The cup she'd set in front of him was different. The tea near him was always different now.

She looked at him from behind the counter. He was dozing on the porch with Bao Bao on his chest and the jade pillow under his head and one hand trailing off the edge so his fingertips almost touched the floorboards. The sunlight caught the faded grey of his robe and turned it silver. He looked peaceful. He looked like a man who had never lost anything.

She knew better.

Her shoulder itched. The burn scar — the one shaped like a lotus, the one she didn't remember getting. She rubbed it through her sleeve. It was warm. It was always warm now.

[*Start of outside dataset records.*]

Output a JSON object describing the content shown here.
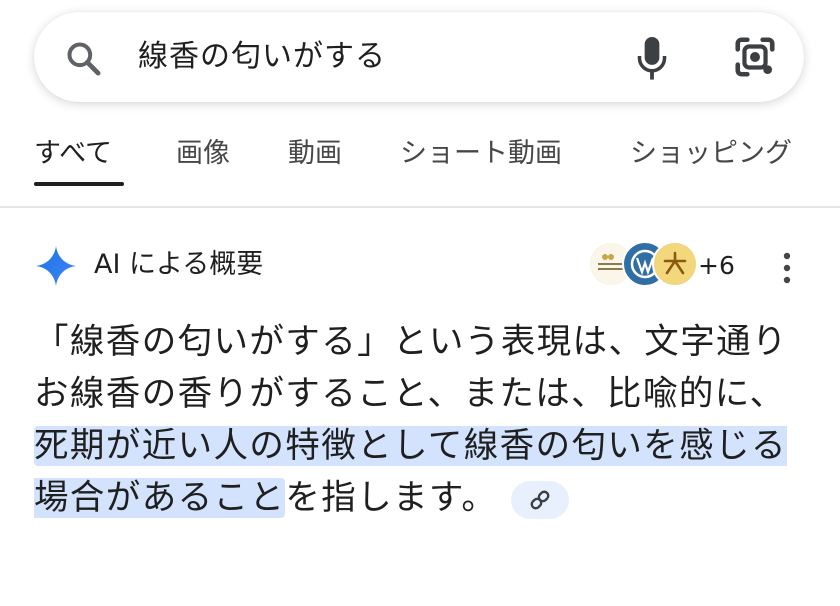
{
  "search": {
    "query": "線香の匂いがする",
    "icons": {
      "search": "search-icon",
      "voice": "mic-icon",
      "lens": "camera-lens-icon"
    }
  },
  "tabs": [
    {
      "label": "すべて",
      "active": true
    },
    {
      "label": "画像",
      "active": false
    },
    {
      "label": "動画",
      "active": false
    },
    {
      "label": "ショート動画",
      "active": false
    },
    {
      "label": "ショッピング",
      "active": false
    }
  ],
  "ai_overview": {
    "title": "AI による概要",
    "sources_more": "+6",
    "text_before": "「線香の匂いがする」という表現は、文字通りお線香の香りがすること、または、比喩的に、",
    "text_highlight": "死期が近い人の特徴として線香の匂いを感じる場合があること",
    "text_after": "を指します。",
    "link_icon": "link-icon"
  },
  "colors": {
    "highlight": "#d3e3fd",
    "gemini_blue": "#4285f4",
    "chip_bg": "#e8f0fe",
    "text": "#1f1f1f"
  }
}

In her dream last night, the fire had spoken. It said: "Yanran. You don't have to hold the flame alone anymore."

She hadn't told anyone about the dreams. She wasn't going to start with a man who communicated primarily in grunts and requests for tea.

But she brewed another pot. Set it beside him on the porch. Didn't wake him.

Bao Bao squeaked. Once. A happy squeak.

The tea terraces glowed gold in the late afternoon light, and for the first time in years, the Drowsy Teapot smelled like something more than oolong and char. It smelled like home. Not hers. But someone's.

And somewhere, in a crack in the shed wall forty feet away, a tiny purple mushroom trembled and glowed.